Sobrevivência do mais apto (Darwinismo)
Brian D. Smith no seu livro "The Future of Pharma: Evolutionary Threats and Opportunities" (que vale a pena ler), utiliza a teoria do pensamento darwiniano moderno para mapear a evolução da indústria das ciências da vida para grandes mudanças tanto na paisagem social como tecnológica. Em termos simples, os sobreviventes e os mortos na indústria correspondem à sua capacidade/capacidade de se adaptarem a estas variáveis em mudança.
Nesta perspectiva, examino alguns dos factores mais significativos que foram identificados por Brian D. Smith que poderiam orientar o futuro das ciências da vida e o impacto potencial da pandemia de Covid.
"Não é a mais forte das espécies que sobrevive, não é a mais inteligente que sobrevive. É a que é mais adaptável à mudança".
Charles Darwin
Paisagem Social
Conceito de Valor
Historicamente, os medicamentos eram relativamente caros devido à necessidade de as empresas obterem rendimentos adequados para financiar o ciclo de desenvolvimento ao longo da vida restante da patente (normalmente menos de dez anos após a emissão da autorização de comercialização). Consequentemente, para as nações em desenvolvimento, este acesso limitado com base na acessibilidade de preços.
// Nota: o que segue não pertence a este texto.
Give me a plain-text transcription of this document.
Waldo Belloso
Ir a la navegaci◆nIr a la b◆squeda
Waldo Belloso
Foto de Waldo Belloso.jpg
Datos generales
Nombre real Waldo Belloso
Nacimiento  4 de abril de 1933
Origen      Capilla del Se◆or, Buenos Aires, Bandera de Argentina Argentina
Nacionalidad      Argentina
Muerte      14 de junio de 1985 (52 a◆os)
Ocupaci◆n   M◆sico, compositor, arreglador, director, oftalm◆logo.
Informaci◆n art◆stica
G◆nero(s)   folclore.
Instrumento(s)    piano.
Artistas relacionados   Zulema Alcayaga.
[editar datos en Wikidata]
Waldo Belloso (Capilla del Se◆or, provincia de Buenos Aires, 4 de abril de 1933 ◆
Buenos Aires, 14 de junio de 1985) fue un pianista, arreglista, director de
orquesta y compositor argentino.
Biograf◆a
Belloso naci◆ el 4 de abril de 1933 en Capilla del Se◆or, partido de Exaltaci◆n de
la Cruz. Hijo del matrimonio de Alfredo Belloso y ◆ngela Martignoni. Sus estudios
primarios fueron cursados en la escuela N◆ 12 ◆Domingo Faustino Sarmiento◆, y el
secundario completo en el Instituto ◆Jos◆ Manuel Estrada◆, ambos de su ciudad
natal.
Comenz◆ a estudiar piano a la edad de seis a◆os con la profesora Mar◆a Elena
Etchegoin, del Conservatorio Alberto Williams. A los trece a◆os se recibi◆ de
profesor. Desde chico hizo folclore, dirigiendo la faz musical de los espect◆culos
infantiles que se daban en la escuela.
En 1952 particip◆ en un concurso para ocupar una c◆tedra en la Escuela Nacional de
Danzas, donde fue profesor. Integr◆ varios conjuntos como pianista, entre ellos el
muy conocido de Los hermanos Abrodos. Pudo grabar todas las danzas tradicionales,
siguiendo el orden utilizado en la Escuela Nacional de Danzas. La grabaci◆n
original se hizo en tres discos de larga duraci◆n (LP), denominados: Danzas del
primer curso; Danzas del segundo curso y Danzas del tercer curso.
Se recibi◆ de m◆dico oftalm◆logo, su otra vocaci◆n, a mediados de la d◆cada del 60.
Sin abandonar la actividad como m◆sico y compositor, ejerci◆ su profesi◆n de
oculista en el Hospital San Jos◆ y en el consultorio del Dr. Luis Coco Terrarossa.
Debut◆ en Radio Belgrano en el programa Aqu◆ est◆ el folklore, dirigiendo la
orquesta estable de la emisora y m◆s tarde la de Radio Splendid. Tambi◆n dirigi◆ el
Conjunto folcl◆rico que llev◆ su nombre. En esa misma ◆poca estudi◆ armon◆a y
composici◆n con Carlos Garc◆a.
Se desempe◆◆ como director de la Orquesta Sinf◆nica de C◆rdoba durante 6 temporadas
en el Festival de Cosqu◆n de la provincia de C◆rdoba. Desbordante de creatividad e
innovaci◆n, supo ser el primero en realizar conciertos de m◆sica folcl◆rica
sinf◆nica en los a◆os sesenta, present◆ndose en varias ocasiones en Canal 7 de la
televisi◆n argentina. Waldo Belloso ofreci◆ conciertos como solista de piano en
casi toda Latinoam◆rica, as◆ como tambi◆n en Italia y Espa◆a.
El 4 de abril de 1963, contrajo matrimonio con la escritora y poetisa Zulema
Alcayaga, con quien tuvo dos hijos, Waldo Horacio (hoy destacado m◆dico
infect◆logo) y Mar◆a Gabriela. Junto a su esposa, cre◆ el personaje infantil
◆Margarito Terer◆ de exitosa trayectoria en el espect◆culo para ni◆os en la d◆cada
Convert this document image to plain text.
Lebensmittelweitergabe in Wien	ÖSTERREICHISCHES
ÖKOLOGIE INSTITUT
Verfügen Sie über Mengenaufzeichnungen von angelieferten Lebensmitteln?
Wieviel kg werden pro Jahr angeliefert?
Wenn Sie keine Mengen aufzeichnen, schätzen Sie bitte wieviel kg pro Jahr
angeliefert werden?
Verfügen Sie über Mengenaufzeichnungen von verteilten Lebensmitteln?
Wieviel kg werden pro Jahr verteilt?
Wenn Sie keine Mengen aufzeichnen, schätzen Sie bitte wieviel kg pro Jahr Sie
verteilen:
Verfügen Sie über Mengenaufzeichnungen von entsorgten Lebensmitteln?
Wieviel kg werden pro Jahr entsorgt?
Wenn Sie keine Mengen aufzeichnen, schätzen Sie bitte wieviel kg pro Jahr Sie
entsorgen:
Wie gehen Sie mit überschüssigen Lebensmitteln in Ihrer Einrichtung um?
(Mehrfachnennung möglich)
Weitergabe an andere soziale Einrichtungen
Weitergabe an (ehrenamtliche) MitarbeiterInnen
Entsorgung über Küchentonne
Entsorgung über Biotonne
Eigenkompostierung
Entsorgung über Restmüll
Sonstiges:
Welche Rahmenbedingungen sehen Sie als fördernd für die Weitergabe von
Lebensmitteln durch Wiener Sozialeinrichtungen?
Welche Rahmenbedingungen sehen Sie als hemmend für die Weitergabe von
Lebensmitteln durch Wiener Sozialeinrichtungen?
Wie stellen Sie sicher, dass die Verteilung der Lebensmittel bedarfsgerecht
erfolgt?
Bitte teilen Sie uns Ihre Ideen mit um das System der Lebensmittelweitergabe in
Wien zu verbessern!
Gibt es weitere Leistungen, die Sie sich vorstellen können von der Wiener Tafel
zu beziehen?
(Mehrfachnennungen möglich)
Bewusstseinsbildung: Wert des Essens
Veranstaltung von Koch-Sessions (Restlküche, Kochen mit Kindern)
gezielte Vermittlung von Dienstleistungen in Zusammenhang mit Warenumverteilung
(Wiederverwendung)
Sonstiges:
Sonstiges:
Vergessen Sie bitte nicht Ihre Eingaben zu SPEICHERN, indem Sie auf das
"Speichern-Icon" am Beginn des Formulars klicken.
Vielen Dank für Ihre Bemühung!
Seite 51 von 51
Ao longo dos últimos anos, as expectativas dos pagadores (compradores) evoluíram para se concentrarem na relação custo-benefício, o que resultou em
- Pressão de preços significativa sobre as empresas
- A Avaliação de medicamentos para a relação custo-eficácia, para além da segurança e eficácia (um exemplo é o NICE no Reino Unido)
- Um aumento dos serviços de valor acrescentado (isto é, serviços geridos, aplicações, etc.)
Com uma série de medicamentos anteriormente bloqueados perto do limiar da patente e a perspectiva de que as empresas precisam de se concentrar no tratamento das doenças mais complicadas, (tendo colhido a maior parte dos frutos pendentes baixos) estas questões estão a ser agravadas.
Na pandemia, assistimos a uma maior concentração na relação custo-benefício, onde as empresas foram influenciadas a oferecer vacinas a preço de custo a fim de melhorar os resultados de saúde das pessoas e, esperemos, a regressar a um certo nível de normalidade.
"Tentamos nunca esquecer que a medicina é para o povo. Não é para os lucros. Os lucros vêm a seguir, e se nos lembramos disso, nunca falharam em aparecer. Quanto melhor o recordarmos, tanto maiores serão". George Merck
O dilema para estas empresas é que são responsáveis perante os accionistas; reequilibrar isto e ser responsável perante a sociedade acabará por satisfazer as expectativas dos accionistas.
Maior Mercado Fragmentado
Durante o século XX, o principal mercado de drogas concentrou-se num número relativamente reduzido de países desenvolvidos e, em particular, nos EUA. Ao virarmos um novo século, assistimos a um aumento dos mercados emergentes - os chamados Mercados BRIC (Brasil, Rússia, Índia e China), o que levou as empresas a adaptarem os seus modelos de negócio e capacidades para responderem às novas exigências do mercado e aos desafios da cadeia de abastecimento.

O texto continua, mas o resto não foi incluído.